US officials step up warnings about missing Somali-Americans
March 13, 2009 Leave a comment

Shirwa Ahmed
By JOSEPH FITSANAKIS | intelNews.org |
IntelNews has previously reported on the case of Shirwa Ahmed, a US citizen of Somali descent who last October became history’s first known US-born suicide bomber. On October 29, 2008, Ahmed was one of five bombers who carried out near-simultaneous suicide bombings in the Somali city of Hargeisa, targeting the Presidential palace, the consulate of Ethiopia and a UN complex. The bombings have been attributed to al-Shabaab (the Party of Youth), a militant youth faction of Somalia’s Islamic Courts Union (ICU). Members of the ICU went underground in late 2006, after Ethiopia launched a US-aided invasion of Somalia with the aim of curtailing the ICU’s grassroots support and preventing the solidification of the group’s rule in Somalia.

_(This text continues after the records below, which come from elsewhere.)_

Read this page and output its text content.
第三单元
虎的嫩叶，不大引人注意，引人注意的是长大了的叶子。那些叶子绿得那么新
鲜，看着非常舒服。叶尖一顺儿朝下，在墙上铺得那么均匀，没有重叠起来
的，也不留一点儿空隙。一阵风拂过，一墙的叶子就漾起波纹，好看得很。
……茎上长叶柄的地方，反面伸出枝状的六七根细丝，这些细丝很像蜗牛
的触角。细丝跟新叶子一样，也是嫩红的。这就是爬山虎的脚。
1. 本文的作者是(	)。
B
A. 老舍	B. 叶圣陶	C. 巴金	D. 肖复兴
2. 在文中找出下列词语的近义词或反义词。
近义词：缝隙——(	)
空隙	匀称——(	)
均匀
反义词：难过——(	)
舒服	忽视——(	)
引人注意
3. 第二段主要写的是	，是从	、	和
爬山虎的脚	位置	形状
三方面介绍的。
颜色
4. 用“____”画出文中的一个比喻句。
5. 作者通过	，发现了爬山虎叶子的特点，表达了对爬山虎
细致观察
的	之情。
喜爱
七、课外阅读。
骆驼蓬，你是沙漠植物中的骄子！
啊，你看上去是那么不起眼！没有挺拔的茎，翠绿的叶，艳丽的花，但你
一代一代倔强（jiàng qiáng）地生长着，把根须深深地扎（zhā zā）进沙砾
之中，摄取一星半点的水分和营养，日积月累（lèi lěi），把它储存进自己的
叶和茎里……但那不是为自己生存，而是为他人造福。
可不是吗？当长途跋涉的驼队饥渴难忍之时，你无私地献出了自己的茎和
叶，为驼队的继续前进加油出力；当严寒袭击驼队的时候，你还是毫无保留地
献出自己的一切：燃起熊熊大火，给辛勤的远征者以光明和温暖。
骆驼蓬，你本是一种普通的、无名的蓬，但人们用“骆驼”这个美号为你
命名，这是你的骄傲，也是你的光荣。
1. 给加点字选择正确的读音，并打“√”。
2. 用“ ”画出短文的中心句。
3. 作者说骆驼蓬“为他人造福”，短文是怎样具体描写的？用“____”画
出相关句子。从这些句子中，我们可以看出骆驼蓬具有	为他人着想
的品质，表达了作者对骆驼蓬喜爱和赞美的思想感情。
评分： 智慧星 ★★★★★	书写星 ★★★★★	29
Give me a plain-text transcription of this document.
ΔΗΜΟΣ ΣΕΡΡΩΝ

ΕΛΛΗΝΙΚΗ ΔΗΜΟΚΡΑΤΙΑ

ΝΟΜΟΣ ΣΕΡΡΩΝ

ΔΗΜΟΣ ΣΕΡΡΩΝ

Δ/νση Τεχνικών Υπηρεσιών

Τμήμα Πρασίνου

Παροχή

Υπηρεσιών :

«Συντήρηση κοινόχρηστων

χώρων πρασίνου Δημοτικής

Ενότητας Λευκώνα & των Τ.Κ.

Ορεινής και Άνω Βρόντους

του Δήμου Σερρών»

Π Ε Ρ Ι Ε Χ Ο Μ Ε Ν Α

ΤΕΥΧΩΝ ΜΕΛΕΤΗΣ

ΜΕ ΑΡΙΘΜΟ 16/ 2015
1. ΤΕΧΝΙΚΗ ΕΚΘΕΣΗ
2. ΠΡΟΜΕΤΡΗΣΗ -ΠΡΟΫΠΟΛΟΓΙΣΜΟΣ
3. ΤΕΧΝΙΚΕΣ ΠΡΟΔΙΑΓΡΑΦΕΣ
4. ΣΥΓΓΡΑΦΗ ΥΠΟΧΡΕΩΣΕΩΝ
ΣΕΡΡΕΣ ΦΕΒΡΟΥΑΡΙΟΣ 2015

Al-Shabaab represents the most militant of the ICU-led underground, and is said to be one of several groups in Somalia with significant al-Qaeda links. US counterterrorism agents believe that Shirwa Ahmed, who lived in Minneapolis, MN, was not al-Shabaab’s sole American recruit. Since last November, when it confirmed Ahmed’s death, the FBI has discovered that at least a dozen of Shirwa Ahmed’s friends and associates, most of them Somali-American teenagers from Minnesota, have disappeared. Their families say the young men have gone back to Somalia, but have no idea where or why. Now J. Philip Mudd, a senior FBI official, as well as Andrew Liepman, Deputy Director at the National Counterterrorism Center (NCTC), say they are concerned that the missing men may be part of a covert al-Shabaab project to radicalize young Americans in Somalia before sending them back to the United States “to conduct attacks”. The two officials say they have “no credible evidence that the young men who traveled to Somalia have returned to plan attacks”, nor do they know the exact number of the missing youths. However, counterterrorism officials say they are actively investigating leads in various US states, including Massachusetts, California, Oregon, Ohio and Maine. They are also examining the possibility that the missing men “were lured away through sustained interaction with extremists both in person and via the Internet”. Reports from Somalia state that the grassroots support for al-Shabaab and other al-Qaeda-linked militant groups has been gaining strength as a result of the US-backed Ethiopian invasion, and by what one informed observer has termed the severe blowback of the US secret rendition program in the country.